Introduction
The saxophone is best known for its use in jazz and popular music. The instrument has many characters such as the smooth sounds that defined the Big Band dance music of the 1940s and a raunchy edge that helped turn the 70s track Baker Street in to global mega-hit. It is also widely used in orchestral music but even today, less so than the other members of the woodwind section.
The reluctance of many composers to wholeheartedly adopt the instrument is somewhat of a mystery given that the saxophone was invented as long ago as 1840: four years before Mendelssohn wrote his Violin Concerto and 25 years before the first production of Wagner's Tristan and Isolde. When it is actually used in the orchestra, in pieces such as Ravel's Bolero or Prokofiev's Romeo and Juliet, the effect can be wonderful. It has the power to carry a solo line over large orchestral textures and like other reed instruments the sound when soft can be quite melancholy.

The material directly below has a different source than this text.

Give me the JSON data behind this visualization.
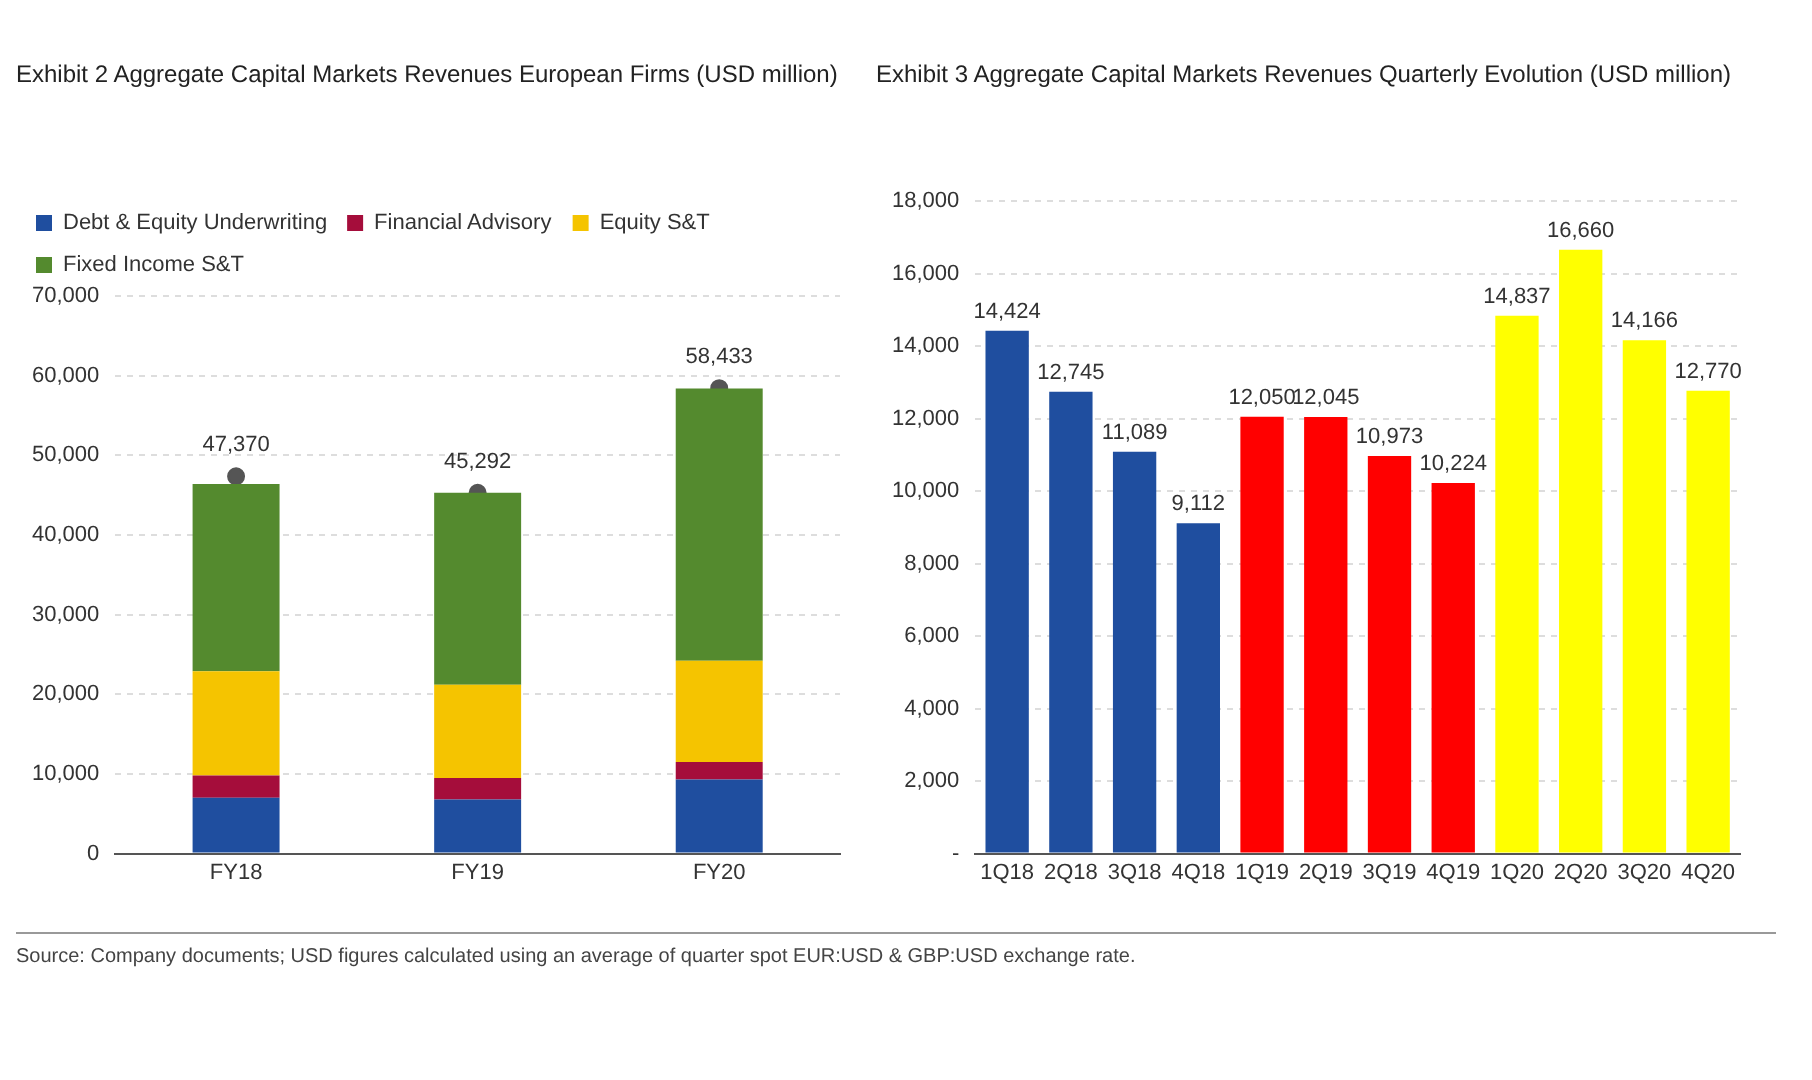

Another benefit of its use is that in passages when all the woodwind section is playing chords together it adds a slightly harder and clearer outer shell to the sound.
"This is the most beautiful sound I have ever heard!" composer Gioacchino Rossini, upon first hearing the saxophone in 1848.
The Saxophone Family
Saxophones come in many shapes and sizes from tiny high pitched sopranino saxes to massive contrabass instruments which can be almost 2 metres tall. The saxophone is a wind instrument with a reed and the body is made of brass, and so it forms a bridge between the woodwind and brass sections of the orchestra. It has a single reed and a conical bore. At one time, there were two distinct schools of saxophone playing: the classical, and the jazz or popular. These distinctions have largely broken down today and most good sax players will be capable of playing in a variety of styles.